Banque : les employés fraudeurs bientôt recensés dans un fichier national ? information fournie par Moneyvox 27/07/2026 à 08:14
Vous travaillez dans le secteur de la banque ? Un nouveau fichier recensant les personnes ayant commis des fraudes pourrait bientôt voir le jour et être consultable par les différents établissements bancaires.
40 millions d'euros : voici le montant estimé du préjudice subi par les principaux réseaux bancaires en 2024 à la suite de manquements graves et de fraudes commis par des employés. Un phénomène qui pourrait être limité par la création d'un fichier recensant les salariés fraudeurs , tel que le souhaite le député Daniel Labaronne du groupe Ensemble pour la République. Que contiendrait précisément ce fichier ? Qui pourrait s'en servir ? Que permettrait-il ? Tous les détails sur cette proposition de loi.
Une proposition de loi pour sécuriser les recrutements dans le secteur bancaire
De par leur métier, les employés du secteur bancaire bénéficient d'un accès privilégié à des outils et à des informations sensibles.
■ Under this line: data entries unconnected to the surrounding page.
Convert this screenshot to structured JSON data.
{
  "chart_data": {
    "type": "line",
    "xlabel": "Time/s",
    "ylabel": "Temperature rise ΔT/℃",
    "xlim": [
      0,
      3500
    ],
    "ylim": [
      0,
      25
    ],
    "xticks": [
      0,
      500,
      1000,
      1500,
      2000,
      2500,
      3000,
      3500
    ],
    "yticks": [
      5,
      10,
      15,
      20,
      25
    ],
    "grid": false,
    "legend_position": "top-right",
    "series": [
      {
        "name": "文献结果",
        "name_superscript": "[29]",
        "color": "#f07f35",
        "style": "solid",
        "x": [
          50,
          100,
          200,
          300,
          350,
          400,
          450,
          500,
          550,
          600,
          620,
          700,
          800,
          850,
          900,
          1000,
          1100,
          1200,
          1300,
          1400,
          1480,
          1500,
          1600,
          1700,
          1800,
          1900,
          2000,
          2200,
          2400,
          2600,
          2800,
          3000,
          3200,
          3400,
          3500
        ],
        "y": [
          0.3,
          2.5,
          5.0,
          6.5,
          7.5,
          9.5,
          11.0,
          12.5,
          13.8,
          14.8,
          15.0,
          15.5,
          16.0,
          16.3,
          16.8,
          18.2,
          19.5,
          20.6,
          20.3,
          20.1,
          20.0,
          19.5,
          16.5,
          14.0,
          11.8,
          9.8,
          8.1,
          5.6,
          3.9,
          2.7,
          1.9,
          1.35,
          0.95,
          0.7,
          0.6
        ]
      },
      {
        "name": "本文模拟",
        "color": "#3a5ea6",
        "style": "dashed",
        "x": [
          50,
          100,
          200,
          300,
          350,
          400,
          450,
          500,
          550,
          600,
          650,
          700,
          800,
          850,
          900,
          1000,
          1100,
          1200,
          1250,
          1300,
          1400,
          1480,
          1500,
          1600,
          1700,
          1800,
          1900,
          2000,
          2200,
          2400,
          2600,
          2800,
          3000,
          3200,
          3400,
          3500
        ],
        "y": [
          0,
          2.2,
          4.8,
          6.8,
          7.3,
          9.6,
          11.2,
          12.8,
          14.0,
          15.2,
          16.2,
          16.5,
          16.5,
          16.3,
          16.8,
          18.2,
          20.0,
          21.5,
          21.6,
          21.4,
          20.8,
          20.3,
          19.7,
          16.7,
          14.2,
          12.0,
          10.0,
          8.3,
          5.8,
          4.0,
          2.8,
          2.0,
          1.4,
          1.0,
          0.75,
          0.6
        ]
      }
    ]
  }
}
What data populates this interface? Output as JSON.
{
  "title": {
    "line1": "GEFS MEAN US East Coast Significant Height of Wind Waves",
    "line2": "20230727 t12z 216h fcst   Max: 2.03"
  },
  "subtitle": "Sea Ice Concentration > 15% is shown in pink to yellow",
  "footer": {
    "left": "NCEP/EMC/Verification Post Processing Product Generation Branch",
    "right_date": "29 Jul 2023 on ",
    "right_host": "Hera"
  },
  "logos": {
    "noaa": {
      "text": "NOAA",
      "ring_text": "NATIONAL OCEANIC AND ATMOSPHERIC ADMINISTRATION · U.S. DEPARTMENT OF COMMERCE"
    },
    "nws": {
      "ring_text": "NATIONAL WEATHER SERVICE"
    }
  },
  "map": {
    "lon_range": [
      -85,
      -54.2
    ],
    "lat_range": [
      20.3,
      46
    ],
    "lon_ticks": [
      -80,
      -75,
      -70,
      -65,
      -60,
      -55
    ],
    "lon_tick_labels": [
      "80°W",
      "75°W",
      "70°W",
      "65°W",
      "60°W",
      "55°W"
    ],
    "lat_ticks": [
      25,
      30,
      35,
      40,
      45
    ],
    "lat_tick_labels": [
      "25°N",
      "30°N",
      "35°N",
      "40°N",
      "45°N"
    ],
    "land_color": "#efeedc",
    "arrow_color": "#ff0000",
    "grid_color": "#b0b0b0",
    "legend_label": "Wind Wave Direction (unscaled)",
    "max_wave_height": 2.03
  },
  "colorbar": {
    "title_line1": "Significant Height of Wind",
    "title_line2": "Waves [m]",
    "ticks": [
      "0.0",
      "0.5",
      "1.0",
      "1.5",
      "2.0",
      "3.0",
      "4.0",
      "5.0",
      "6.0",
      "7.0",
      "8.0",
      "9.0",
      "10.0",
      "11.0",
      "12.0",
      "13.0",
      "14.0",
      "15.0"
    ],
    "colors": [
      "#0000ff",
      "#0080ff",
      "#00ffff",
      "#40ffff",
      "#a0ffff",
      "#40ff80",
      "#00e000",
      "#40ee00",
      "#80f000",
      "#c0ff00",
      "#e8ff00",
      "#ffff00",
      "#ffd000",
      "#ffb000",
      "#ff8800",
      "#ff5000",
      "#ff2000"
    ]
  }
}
Résultat ? Certains salariés franchissent la ligne rouge et commettent des fraudes. Un phénomène qui s'aggrave si l'on en croit le député Daniel Labaronne : "Le secteur bancaire français est confronté à une recrudescence de manquements graves aux dispositions internes - code de déontologie, règlement intérieur, procédures internes - commis par certains collaborateurs".
Pour le député du groupe Ensemble pour la République, il est temps d'agir contre cet "angle mort persistant". Une proposition de loi "visant à renforcer la lutte contre la fraude bancaire interne par la prévention des manquements graves à la probité" a d'ailleurs été déposée par Daniel Labaronne devant l'Assemblée nationale. L'objectif de ce texte ? Permettre la création d'un fichier national recensant les salariés ayant commis des fraudes bancaires dans l'exercice de leurs fonctions.
Ce nouveau fichier pourrait permettre aux banques de vérifier l'intégrité de leurs collaborateurs avant de les recruter, et devrait donc permettre de réduire les risques de fraudes en interne. Pour Daniel Labaronne, "les dispositifs actuels de vérification des antécédents – traitement d'antécédents judiciaires (TAJ), bulletin n° 3 du casier judiciaire, prise de références – apparaissent insuffisants pour prévenir efficacement le recrutement de personnes ayant commis de tels manquements".
Un préjudice estimé à 40 millions d'euros en 2024 par les grandes banques françaises
D'après les données fournies par les principaux réseaux bancaires, le montant de la fraude liée à des manquements graves de collaborateurs a atteint les 40 millions d'euros pour 500 signalements en 2024, soit un préjudice moyen de 80 000 euros par fraude. "Certaines personnes ciblent délibérément des postes sensibles pour y commettre des infractions et quittent l'entreprise avant toute détection, opérant successivement dans plusieurs établissements" note la proposition de loi déposée devant l'Assemblée nationale.
Un rapport de l'Autorité de contrôle prudentiel et de résolution (ACPR) datant de juillet 2025 avance notamment que certaines fraudes aux aides publiques et sociales, aux fausses ventes en ligne ou encore aux faux investissements sont facilitées par des salariés du secteur bancaire. Pour éviter que les fonds détournés ne puissent être récupérés par qui de droit, les employés fraudeurs ouvrent des comptes dits "rebonds" et facilitent donc le travail des escrocs.
"Des phénomènes comparables sont observés dans le secteur des assurances, les organismes de protection sociale, certaines entreprises exerçant des missions de contrôle ou de certification, ainsi qu'au sein de services administratifs disposant d'un accès privilégié à des données ou à des procédures sensibles" précise la proposition de loi du député Daniel Labaronne. La création d'un fichier national devrait donc permettre de limiter les écarts de conduite en recensant les personnes ayant commis des manquements graves à leurs obligations de déontologie dans le cadre de leur activité professionnelle, dans des banques ou des sociétés de financement.